Vidéos associées :
La Doctrina Donroe tire son nom de la combinaison entre Donald (pour Donald Trump) et Monroe (pour James Monroe), le président américain qui a proclamé en 1823 que « l'Amérique appartient aux Américains ».
Deux siècles plus tard, Trump a ressuscité cette idée sous une version plus dure et directe. Les États-Unis réaffirment leur domination dans l'hémisphère occidental, et Cuba est dans le collimateur.
De la Doctrine Monroe à la Doctrine Donroe
La Doctrina Monroe est née en 1823 avec un message simple : l'Europe devait rester en dehors de l'Amérique.

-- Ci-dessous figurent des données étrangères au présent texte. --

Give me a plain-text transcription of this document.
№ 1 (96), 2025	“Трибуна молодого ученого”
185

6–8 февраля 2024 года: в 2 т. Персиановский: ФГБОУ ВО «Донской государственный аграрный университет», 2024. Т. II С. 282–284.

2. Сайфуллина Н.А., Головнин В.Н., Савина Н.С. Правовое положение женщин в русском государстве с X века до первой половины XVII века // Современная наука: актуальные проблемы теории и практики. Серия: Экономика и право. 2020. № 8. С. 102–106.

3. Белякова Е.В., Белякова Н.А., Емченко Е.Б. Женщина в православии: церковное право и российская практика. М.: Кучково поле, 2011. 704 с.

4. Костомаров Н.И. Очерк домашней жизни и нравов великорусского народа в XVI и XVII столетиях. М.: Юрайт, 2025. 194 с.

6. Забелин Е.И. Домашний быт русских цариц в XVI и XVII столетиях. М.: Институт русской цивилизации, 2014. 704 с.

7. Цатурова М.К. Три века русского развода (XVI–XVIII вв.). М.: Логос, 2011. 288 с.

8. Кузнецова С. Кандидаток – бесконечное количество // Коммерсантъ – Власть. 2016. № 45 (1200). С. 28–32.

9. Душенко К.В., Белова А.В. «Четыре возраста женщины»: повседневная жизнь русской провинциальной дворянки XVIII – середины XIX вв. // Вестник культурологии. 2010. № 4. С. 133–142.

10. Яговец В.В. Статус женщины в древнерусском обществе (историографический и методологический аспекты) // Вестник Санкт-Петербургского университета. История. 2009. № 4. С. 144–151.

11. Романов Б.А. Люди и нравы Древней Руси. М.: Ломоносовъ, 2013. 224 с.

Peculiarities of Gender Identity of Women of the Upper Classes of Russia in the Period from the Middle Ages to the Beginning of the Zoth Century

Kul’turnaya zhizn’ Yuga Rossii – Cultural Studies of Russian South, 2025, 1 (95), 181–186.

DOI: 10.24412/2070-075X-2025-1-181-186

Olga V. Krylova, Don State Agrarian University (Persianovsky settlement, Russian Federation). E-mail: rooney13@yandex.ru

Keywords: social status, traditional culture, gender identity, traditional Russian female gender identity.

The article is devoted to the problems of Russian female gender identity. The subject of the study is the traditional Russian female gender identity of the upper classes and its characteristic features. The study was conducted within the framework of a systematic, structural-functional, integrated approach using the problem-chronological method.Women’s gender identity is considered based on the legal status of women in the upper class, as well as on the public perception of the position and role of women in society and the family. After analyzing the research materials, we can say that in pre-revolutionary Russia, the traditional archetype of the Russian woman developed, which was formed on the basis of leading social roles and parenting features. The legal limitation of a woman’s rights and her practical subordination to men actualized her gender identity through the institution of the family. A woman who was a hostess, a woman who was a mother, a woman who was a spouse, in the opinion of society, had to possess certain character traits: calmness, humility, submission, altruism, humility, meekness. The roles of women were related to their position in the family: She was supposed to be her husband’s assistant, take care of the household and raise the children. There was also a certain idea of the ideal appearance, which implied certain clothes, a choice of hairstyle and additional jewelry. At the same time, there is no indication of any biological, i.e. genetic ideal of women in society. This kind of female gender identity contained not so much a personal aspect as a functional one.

Son objectif était de protéger l'indépendance des nouvelles républiques et d'éviter la recolonisation. À cette époque, les États-Unis commençaient à peine à se consolider en tant que nation après leur indépendance et la guerre contre la Grande-Bretagne, mais montraient déjà des ambitions hémisphériques.
Au cours du XXe siècle, la doctrine a évolué avec le Corollaire Roosevelt, qui a autorisé Washington à intervenir en Amérique latine pour “maintenir l'ordre”.
Plus tard, avec Eisenhower et la théorie du domino, cela a servi à lutter contre le communisme et à intervenir dans des pays comme le Nicaragua, Cuba, le Guatemala, le Chili ou la Grenade. L'Amérique latine est devenue le « jardin arrière » des États-Unis.
Trump ravive et transforme la doctrine
Dans son second mandat, Donald Trump a proclamé dans la Stratégie de Sécurité Nationale 2025 que les États-Unis “feront respecter la Doctrine Monroe pour restaurer leur prééminence dans l'hémisphère occidental”.
Le New York Post a baptisé cette nouvelle version “Doctrine Donroe”, un mélange de son nom et de celui de Monroe. Trump l'a embrassée avec fierté et a déclaré : “Nous l'avons surpassée ; maintenant, c'est la Doctrine Donroe.”
Son essence est de réaffirmer l'autorité des États-Unis sur l'Amérique, de combattre le trafic de drogue et l'immigration illégale, de contenir la Chine et la Russie, et de maintenir une présence militaire là où cela est nécessaire.
En mots du secrétaire à la Défense, Pete Hegseth : « L'Amérique peut projeter sa volonté où et quand elle le souhaite ».
Venezuela, le premier laboratoire
La Opération Absolute Resolve a marqué le début de la Doctrine Donroe. En janvier 2026, des forces américaines ont capturé Nicolás Maduro et son épouse, Cilia Flores, à Caracas.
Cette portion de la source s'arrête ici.